Ausgerüstet mit nicht endenden Verordnungen und Berichten sind wir bereit zum Auszug. Wir haben unterdessen auch eine Krankenschwester gefunden, welche die notwendige Wundpflege und Thromboseprävention übernimmt. Calvin, der freundliche Pfleger steckt mir nämlich die Visitenkarte seiner Frau Masseline zu. So unproblematisch kanns gehen! Um den nötigen Physiotherapeuten kümmern wir uns später.

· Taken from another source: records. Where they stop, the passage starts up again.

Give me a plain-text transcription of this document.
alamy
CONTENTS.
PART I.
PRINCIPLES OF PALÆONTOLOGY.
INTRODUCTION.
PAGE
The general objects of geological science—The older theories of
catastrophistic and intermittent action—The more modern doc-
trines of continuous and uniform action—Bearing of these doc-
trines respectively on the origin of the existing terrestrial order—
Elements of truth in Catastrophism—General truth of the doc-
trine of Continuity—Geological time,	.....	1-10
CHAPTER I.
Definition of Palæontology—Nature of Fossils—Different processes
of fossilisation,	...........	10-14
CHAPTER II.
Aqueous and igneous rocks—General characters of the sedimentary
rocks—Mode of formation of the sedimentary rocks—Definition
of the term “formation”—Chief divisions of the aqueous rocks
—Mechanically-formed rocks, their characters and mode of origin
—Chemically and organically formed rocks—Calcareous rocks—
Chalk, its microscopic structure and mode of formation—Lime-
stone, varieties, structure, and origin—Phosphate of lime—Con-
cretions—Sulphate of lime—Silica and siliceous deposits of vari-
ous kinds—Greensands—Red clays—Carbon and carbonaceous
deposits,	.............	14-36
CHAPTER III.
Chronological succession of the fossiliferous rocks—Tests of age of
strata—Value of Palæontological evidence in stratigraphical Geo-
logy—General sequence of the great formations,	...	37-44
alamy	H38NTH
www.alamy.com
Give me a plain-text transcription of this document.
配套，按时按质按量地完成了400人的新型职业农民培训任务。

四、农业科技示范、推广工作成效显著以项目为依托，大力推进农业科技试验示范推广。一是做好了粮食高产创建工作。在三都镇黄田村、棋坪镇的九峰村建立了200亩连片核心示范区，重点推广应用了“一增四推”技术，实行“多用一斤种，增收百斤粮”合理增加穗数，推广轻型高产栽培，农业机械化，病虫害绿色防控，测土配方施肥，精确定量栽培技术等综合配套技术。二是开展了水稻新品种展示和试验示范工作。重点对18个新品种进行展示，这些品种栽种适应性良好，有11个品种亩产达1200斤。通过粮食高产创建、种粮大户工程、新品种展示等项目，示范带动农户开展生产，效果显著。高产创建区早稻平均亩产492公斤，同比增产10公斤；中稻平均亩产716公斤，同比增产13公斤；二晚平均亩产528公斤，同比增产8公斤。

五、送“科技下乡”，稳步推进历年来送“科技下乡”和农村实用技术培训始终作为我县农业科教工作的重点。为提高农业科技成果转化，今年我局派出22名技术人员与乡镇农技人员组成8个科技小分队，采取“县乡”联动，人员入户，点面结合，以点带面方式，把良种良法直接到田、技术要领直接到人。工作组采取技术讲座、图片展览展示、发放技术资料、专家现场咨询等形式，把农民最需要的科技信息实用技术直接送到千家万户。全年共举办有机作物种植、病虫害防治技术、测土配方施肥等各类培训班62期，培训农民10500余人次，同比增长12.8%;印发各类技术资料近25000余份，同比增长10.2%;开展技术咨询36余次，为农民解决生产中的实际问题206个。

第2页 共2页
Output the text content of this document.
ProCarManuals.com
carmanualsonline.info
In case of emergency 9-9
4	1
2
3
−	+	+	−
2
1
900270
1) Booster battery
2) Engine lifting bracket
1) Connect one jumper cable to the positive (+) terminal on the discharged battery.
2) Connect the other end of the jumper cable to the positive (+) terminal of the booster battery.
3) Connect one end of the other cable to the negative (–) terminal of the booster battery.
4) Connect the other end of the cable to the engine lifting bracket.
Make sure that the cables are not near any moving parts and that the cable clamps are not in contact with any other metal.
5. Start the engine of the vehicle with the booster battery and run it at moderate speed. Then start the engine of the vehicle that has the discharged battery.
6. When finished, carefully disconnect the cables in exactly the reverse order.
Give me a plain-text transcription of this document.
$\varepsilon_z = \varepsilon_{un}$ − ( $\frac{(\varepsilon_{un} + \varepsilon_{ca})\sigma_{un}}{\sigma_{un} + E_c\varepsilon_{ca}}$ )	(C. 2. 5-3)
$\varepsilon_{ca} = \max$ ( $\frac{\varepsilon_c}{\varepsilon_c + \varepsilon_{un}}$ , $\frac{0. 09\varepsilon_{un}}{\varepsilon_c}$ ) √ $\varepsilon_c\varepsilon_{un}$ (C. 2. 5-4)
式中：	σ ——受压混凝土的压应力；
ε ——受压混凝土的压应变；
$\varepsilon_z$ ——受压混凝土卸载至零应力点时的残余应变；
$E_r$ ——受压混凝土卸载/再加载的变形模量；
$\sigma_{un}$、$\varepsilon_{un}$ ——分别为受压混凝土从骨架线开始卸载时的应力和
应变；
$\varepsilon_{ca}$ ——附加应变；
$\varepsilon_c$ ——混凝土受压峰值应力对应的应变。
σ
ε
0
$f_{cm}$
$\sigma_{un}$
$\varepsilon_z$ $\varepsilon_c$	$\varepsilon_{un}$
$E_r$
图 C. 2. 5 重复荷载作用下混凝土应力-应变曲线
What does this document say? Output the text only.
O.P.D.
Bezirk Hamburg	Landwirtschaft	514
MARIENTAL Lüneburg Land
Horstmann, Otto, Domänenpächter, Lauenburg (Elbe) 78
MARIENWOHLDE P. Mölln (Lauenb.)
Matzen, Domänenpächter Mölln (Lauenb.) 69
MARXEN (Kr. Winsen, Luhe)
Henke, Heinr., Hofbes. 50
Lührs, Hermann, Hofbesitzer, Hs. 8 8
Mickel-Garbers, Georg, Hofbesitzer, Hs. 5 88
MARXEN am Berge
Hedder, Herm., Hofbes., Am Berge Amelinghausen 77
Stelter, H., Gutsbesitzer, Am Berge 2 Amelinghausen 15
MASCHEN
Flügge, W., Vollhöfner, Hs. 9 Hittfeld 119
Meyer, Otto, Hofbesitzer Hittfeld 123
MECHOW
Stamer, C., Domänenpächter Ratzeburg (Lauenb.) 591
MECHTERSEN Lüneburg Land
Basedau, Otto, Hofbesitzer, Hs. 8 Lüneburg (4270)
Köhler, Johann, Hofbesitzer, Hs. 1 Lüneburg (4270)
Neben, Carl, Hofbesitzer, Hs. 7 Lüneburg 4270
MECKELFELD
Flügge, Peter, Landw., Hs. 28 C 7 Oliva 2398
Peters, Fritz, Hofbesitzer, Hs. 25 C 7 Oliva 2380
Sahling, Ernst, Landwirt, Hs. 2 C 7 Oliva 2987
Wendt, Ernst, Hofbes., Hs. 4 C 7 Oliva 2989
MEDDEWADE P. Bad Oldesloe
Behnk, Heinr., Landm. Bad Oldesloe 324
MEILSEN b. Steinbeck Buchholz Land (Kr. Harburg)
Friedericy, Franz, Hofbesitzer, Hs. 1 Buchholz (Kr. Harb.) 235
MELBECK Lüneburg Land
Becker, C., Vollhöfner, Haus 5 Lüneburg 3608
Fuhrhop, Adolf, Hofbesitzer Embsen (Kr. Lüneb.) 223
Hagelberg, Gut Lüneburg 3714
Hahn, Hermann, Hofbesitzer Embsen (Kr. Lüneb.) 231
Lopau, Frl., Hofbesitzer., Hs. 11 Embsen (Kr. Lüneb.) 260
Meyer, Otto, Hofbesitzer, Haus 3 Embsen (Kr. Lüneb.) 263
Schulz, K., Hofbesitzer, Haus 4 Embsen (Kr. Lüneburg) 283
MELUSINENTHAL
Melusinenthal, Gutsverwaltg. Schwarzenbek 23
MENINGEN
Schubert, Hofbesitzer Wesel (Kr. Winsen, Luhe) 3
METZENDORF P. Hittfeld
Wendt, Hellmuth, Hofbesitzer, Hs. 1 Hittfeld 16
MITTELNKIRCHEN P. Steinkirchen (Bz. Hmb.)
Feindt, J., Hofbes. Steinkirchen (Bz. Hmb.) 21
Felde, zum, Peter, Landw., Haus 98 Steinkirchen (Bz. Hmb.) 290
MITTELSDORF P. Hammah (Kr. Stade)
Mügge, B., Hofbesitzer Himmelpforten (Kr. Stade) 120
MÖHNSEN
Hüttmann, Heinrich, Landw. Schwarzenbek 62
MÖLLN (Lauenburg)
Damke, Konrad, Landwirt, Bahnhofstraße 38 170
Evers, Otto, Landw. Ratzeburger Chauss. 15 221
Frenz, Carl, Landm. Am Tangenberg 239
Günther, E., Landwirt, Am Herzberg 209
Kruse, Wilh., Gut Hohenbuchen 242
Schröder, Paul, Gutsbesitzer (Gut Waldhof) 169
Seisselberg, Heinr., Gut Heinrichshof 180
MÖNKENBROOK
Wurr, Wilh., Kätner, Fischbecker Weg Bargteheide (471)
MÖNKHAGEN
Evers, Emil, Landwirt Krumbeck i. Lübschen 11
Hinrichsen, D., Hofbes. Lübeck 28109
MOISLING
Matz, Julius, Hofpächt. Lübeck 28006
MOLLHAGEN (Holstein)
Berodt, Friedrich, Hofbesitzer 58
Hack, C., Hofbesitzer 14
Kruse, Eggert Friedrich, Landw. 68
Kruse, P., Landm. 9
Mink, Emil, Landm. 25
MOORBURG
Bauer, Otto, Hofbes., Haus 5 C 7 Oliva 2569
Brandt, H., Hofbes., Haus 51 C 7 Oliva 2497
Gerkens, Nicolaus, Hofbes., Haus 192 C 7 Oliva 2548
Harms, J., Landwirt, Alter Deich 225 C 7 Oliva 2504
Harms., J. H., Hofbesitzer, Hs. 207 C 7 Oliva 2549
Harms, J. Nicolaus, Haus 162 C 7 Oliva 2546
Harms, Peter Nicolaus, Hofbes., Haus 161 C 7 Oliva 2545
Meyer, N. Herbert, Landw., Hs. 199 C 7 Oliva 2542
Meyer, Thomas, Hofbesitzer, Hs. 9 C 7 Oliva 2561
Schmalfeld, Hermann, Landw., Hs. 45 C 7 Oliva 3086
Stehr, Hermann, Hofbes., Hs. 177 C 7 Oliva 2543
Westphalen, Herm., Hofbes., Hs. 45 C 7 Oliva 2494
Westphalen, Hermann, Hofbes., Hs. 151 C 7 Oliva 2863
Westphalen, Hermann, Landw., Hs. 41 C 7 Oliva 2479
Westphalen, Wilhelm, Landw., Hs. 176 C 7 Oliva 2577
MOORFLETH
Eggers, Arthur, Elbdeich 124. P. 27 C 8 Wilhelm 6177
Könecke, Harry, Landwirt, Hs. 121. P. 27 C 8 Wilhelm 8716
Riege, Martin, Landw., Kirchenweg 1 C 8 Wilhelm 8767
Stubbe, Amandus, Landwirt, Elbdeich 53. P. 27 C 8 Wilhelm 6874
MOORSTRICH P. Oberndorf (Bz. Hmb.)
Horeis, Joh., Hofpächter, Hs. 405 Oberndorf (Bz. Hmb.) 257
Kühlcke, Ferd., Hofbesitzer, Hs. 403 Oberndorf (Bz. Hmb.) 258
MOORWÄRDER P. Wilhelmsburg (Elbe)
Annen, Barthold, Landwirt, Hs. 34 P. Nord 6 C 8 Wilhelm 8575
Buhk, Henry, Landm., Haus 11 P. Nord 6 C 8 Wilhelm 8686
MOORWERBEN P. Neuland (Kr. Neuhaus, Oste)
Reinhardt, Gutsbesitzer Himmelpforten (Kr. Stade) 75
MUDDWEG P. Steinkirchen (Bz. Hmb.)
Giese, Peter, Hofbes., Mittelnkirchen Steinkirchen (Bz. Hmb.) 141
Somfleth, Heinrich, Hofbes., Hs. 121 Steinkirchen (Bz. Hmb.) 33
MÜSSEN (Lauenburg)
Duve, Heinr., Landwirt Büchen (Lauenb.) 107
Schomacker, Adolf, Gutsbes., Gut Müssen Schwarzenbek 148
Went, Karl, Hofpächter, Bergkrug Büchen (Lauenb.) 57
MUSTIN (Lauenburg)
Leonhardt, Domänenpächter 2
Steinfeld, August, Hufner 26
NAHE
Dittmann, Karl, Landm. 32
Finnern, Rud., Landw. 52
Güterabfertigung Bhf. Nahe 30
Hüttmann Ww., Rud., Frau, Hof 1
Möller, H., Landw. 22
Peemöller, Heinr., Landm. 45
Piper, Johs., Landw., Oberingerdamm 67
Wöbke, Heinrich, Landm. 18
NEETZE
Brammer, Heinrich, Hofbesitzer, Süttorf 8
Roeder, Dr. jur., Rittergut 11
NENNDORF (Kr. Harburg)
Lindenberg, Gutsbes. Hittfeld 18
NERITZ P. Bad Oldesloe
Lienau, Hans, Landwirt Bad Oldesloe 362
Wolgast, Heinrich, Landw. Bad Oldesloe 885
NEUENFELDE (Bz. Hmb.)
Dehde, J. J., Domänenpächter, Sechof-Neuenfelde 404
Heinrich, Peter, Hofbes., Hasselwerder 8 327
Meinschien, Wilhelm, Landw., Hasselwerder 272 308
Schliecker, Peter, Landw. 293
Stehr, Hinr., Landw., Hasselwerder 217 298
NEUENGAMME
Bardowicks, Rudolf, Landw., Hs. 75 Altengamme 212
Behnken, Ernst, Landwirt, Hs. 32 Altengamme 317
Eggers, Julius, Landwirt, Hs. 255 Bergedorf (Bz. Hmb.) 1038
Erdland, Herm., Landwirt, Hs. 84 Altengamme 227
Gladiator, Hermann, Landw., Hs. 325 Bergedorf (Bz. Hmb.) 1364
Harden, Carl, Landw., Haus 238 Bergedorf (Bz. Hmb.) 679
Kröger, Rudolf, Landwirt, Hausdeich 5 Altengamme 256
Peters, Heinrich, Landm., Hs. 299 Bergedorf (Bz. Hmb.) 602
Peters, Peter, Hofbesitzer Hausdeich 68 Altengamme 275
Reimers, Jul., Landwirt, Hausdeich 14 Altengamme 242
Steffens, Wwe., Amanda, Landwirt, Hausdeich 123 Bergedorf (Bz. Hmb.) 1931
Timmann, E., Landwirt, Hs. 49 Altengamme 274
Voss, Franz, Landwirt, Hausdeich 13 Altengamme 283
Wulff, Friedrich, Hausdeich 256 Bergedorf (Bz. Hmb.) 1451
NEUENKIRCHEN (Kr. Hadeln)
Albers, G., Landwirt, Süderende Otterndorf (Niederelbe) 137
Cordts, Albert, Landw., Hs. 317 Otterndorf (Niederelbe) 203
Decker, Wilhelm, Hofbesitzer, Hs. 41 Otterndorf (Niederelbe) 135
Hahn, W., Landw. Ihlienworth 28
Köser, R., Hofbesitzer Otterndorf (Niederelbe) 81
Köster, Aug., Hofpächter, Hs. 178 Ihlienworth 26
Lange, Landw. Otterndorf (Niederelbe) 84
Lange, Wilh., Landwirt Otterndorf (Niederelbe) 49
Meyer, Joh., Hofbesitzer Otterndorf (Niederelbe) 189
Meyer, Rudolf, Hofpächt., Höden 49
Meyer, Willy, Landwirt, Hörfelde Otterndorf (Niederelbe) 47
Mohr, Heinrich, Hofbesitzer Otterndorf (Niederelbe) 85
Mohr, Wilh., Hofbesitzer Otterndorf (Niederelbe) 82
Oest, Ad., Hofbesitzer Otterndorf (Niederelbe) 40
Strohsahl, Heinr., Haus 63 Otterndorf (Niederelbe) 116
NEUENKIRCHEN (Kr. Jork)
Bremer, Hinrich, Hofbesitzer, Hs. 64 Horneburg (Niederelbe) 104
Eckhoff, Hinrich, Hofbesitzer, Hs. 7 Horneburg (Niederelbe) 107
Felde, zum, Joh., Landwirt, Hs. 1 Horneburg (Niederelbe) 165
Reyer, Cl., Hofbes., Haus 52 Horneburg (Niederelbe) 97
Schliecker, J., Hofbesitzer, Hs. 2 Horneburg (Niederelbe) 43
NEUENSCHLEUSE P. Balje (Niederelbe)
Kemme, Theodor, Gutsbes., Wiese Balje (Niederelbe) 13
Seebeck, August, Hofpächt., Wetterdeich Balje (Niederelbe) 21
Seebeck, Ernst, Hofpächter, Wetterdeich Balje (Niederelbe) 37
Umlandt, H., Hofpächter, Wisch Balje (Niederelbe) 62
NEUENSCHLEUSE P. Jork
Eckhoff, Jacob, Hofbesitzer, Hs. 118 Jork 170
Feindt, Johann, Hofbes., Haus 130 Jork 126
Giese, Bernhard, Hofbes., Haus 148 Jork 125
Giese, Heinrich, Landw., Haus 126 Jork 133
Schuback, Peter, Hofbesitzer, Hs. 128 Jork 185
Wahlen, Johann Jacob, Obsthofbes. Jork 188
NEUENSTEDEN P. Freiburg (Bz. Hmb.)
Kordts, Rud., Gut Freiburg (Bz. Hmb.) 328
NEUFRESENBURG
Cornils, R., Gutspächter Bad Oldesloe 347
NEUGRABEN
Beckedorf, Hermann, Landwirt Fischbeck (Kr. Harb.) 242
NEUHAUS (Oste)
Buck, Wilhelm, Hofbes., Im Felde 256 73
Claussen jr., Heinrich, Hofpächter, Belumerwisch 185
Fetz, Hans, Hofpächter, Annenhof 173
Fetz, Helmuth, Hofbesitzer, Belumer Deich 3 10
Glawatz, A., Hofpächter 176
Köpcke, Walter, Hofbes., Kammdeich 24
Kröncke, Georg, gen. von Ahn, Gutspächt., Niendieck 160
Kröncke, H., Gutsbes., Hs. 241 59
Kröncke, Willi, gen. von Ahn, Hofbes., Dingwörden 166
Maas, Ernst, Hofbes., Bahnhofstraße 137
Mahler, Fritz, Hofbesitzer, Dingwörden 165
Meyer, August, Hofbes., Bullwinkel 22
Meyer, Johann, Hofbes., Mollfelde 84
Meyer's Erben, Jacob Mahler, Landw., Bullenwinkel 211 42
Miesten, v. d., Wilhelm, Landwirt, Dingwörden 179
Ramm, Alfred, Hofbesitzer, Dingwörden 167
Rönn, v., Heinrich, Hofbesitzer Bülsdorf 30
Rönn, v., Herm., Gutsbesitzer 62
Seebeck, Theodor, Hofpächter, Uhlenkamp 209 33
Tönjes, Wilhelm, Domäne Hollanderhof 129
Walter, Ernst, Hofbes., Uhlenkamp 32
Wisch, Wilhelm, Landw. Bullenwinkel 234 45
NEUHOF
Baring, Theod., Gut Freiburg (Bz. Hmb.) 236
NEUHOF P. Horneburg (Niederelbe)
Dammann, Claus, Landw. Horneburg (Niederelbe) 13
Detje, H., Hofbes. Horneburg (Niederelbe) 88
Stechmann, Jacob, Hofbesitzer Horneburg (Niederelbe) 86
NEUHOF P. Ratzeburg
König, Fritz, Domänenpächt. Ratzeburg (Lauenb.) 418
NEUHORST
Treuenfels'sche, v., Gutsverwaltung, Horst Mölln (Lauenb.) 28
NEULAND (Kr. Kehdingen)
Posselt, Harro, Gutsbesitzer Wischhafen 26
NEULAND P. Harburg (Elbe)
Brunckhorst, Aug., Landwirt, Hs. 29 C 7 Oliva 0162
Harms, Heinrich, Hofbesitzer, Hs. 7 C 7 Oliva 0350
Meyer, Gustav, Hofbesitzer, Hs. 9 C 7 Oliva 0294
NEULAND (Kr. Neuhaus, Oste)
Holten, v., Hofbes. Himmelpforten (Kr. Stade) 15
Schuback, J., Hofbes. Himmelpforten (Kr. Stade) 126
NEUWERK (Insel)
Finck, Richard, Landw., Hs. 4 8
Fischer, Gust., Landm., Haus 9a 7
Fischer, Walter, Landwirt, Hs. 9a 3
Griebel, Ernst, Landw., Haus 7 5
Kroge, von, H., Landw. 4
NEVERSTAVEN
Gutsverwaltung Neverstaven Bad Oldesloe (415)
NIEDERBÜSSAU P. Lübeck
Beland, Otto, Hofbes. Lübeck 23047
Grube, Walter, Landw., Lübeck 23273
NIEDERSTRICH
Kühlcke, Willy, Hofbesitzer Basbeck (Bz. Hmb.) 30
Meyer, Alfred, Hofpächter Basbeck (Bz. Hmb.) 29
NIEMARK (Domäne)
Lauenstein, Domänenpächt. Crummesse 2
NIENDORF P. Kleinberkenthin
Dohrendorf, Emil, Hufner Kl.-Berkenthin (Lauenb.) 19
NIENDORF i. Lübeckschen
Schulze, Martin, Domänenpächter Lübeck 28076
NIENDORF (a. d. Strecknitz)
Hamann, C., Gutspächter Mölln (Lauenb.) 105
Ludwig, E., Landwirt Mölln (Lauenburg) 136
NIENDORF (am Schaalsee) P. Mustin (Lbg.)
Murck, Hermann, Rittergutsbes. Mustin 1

Für die nächsten Tage checken wir im nahe gelegenen Hotel La Valmenière ein. Wieder ein Bett, das diesen Namen verdient. Herrlich! Masseline schaut jeden zweiten Tag vorbei und ist zufrieden mit der doch beträchtlichen Wunde und meinem Zustand. Dass ich keine Medikamente mehr brauche, findet auch sie toll. In Trois-Îllets haben wir unterdessen ein kleines Häuschen gefunden, ebenerdig und mit einer grossen Terrasse. Kurz vor Weihnachten werden wir dort einziehen und bis Ende Januar verweilen. Bemüht sein, dass die Fortschritte und die Erholung anhalten, damit es dann anschliessend nach der letzten Kontrolle im Spital wieder vorwärts geht mit unserer Reise.

Zurück ins Leben

Alles ist immer für etwas gut, heisst es. Für was, ist mir im konkreten Fall (noch) nicht klar. Aber dass es auch Licht hat, wo Schatten hinfällt, das bestimmt. Was mir an Hilfsbereitschaft in Roseau entgegengebracht wurde, ist alles – nur nicht selbstverständlich. Auch jetzt erkundigt sich Mr. Beanz immer wieder nach unserem Wohlergehen und freut sich bereits auf das Wiedersehen. Und auch auf Martinique lernen wir ganz liebenswürdige und hilfsbereite Menschen kennen. Das Glas ist definitiv halb voll und nicht halb leer.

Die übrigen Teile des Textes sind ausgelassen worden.